Not sure what's happening in your case, but I'd try debugging in a few locations and seeing what object ids and ancestors you get for MysqlError. I suspect that there's two such objects in different modules and your catch clause is referencing the wrong one.
Edit:
That is quite strange. My guess now is that MysqlError or one of it's ancestors has been included at two different points along your controllers own class chain, and that's somehow tripping up the exception catching.
Theory #2 would be that since rails redefines const_missing to do auto-requires, where you'd expect to get an UndefinedConstant exception in the exception handling clauses is instead finding something by that name god knows where in the source tree. You should be able to see if that's the case by testing with the auto requiring off (ie do some debugs in both dev and prod mode).

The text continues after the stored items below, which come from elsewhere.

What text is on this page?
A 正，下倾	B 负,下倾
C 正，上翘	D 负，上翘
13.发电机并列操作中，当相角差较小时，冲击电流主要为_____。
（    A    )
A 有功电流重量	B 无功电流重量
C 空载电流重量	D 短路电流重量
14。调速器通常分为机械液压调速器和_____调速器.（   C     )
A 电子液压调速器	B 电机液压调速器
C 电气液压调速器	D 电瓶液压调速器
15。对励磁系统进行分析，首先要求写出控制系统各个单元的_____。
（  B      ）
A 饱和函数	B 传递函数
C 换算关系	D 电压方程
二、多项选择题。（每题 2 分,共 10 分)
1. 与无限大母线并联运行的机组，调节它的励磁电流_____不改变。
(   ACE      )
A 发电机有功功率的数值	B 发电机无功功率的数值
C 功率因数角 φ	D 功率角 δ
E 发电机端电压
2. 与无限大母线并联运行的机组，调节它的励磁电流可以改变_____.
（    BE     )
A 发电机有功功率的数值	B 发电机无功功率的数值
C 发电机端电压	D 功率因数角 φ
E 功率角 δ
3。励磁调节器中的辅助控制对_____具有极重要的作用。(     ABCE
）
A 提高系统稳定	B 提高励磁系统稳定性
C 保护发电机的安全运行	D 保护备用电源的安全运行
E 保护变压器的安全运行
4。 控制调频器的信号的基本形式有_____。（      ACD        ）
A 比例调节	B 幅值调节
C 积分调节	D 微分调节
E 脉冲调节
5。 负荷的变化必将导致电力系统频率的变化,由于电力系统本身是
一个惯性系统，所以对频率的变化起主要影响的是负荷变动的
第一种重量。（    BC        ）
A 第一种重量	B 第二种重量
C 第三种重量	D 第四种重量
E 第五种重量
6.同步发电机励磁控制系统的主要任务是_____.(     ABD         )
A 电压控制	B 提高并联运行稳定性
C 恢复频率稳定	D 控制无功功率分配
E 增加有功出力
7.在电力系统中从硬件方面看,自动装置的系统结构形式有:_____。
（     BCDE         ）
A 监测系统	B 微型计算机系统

There is a syntax for forcing your reference to start from the root which may be of some help if you can figure out the right one to be referencing:
::Foo::Bar
Rant:
This sort of thing is where I think some of the flaws of ruby show. Under the hood Ruby's object model and scoping is all object structures pointing to each other, in a way that's quite similar to javascript or other prototype based languages. But this is surfaced inconsistently in the class/module syntax you use in the language. It seems like with some careful refactoring you could make this stuff clearer as well as simplify the language, though this would of course be highly incompatible with existing code.
Tip:
When using puts for debugging, try doing puts foo.inspect as this will display it in the way you're used to from irb.

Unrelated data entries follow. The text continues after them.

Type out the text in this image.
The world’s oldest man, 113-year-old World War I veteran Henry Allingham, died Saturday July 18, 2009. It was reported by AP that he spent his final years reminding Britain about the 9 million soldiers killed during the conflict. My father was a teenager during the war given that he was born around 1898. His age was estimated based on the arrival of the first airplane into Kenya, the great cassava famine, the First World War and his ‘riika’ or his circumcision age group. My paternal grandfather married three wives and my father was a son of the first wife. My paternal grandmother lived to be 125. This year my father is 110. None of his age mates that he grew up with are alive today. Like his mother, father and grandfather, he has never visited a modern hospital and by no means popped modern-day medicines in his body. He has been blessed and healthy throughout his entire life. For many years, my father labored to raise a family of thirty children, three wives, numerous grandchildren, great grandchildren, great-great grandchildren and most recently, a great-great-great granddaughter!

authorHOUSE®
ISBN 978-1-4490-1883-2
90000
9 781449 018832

This was a simple class redefinition bug. Ruby lets you redefine a top-level constant, but it doesn't destroy the original constant when you do it. Objects that still hold references to that constant can still use it, so it could still be used to generate exceptions, like in the issue I was having.

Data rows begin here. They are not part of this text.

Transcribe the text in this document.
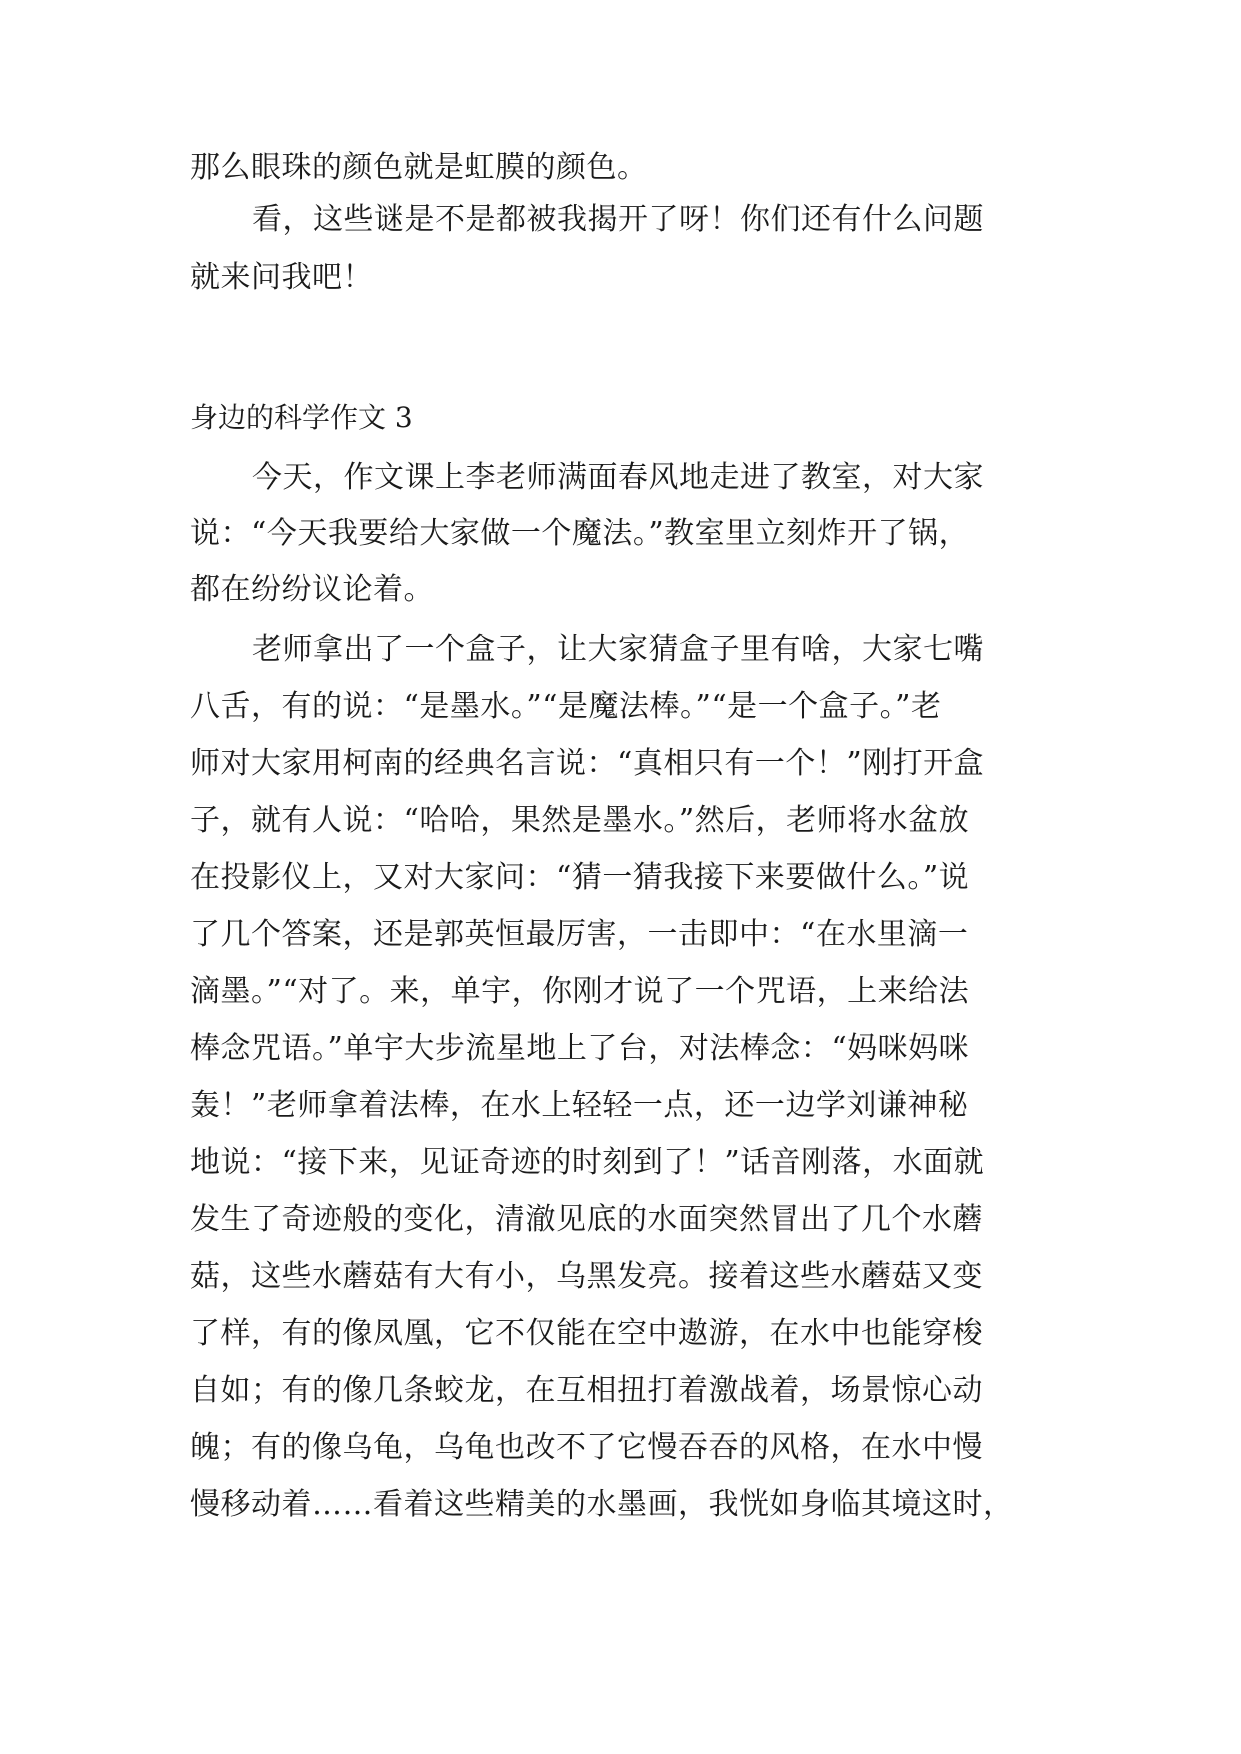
那么眼珠的颜色就是虹膜的颜色。
看，这些谜是不是都被我揭开了呀！你们还有什么问题
就来问我吧！
身边的科学作文 3
今天，作文课上李老师满面春风地走进了教室，对大家
说：“今天我要给大家做一个魔法。”教室里立刻炸开了锅，
都在纷纷议论着。
老师拿出了一个盒子，让大家猜盒子里有啥，大家七嘴
八舌，有的说：“是墨水。”“是魔法棒。”“是一个盒子。”老
师对大家用柯南的经典名言说：“真相只有一个！”刚打开盒
子，就有人说：“哈哈，果然是墨水。”然后，老师将水盆放
在投影仪上，又对大家问：“猜一猜我接下来要做什么。”说
了几个答案，还是郭英恒最厉害，一击即中：“在水里滴一
滴墨。”“对了。来，单宇，你刚才说了一个咒语，上来给法
棒念咒语。”单宇大步流星地上了台，对法棒念：“妈咪妈咪
轰！”老师拿着法棒，在水上轻轻一点，还一边学刘谦神秘
地说：“接下来，见证奇迹的时刻到了！”话音刚落，水面就
发生了奇迹般的变化，清澈见底的水面突然冒出了几个水蘑
菇，这些水蘑菇有大有小，乌黑发亮。接着这些水蘑菇又变
了样，有的像凤凰，它不仅能在空中遨游，在水中也能穿梭
自如；有的像几条蛟龙，在互相扭打着激战着，场景惊心动
魄；有的像乌龟，乌龟也改不了它慢吞吞的风格，在水中慢
慢移动着……看着这些精美的水墨画，我恍如身临其境这时，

Since my redefinition was happening in dependencies, I solved this by searching for the original class in the Object space, and hanging on to a reference to it to use when catching exceptions. I added this line to my controller:
ObjectSpace.each_object(Class){|k| ##mysql_error = k if k.name == 'MysqlError'}
That gets a reference to the original version of MysqlError. Then I was able to do this:
rescue ##mysql_error => e
render :xml => e.message, :status => :unprocessable_entity and return
This happens because the mysql gem is getting loaded after MysqlError has already been defined. Here is some test console joy:
Loading test environment (Rails 2.3.2)
>> MysqlError.object_id
=> 58446850
>> require 'mysql'
C:/Ruby/lib/ruby/gems/1.8/gems/mysql-2.7.3-x86-mswin32/ext/mysql.so: warning: already initialized constant MysqlError
=> true
>> MysqlError.object_id
=> 58886080
>> ObjectSpace._id2ref(MysqlError.object_id)
=> Mysql::Error
You can do this in IRB without a require pretty easily; here's a trick that works because irb doesn't look up Hash by name every time you declare a Hash literal:
irb(main):001:0> Hash = Class.new
(irb):1: warning: already initialized constant Hash
=> Hash
irb(main):002:0> hash = {:test => true}
=> {:test=>true}
irb(main):003:0> hash.class
=> Hash
irb(main):004:0> hash.is_a? Hash
=> false
I can see why you might want to do this, it could be used like alias_method_chain for the global namespace. You could add a mutex to a class that isn't threadsafe, for example, and not need to change old code to reference your threadsafe version. But I do wish RSpec hadn't silenced that warning.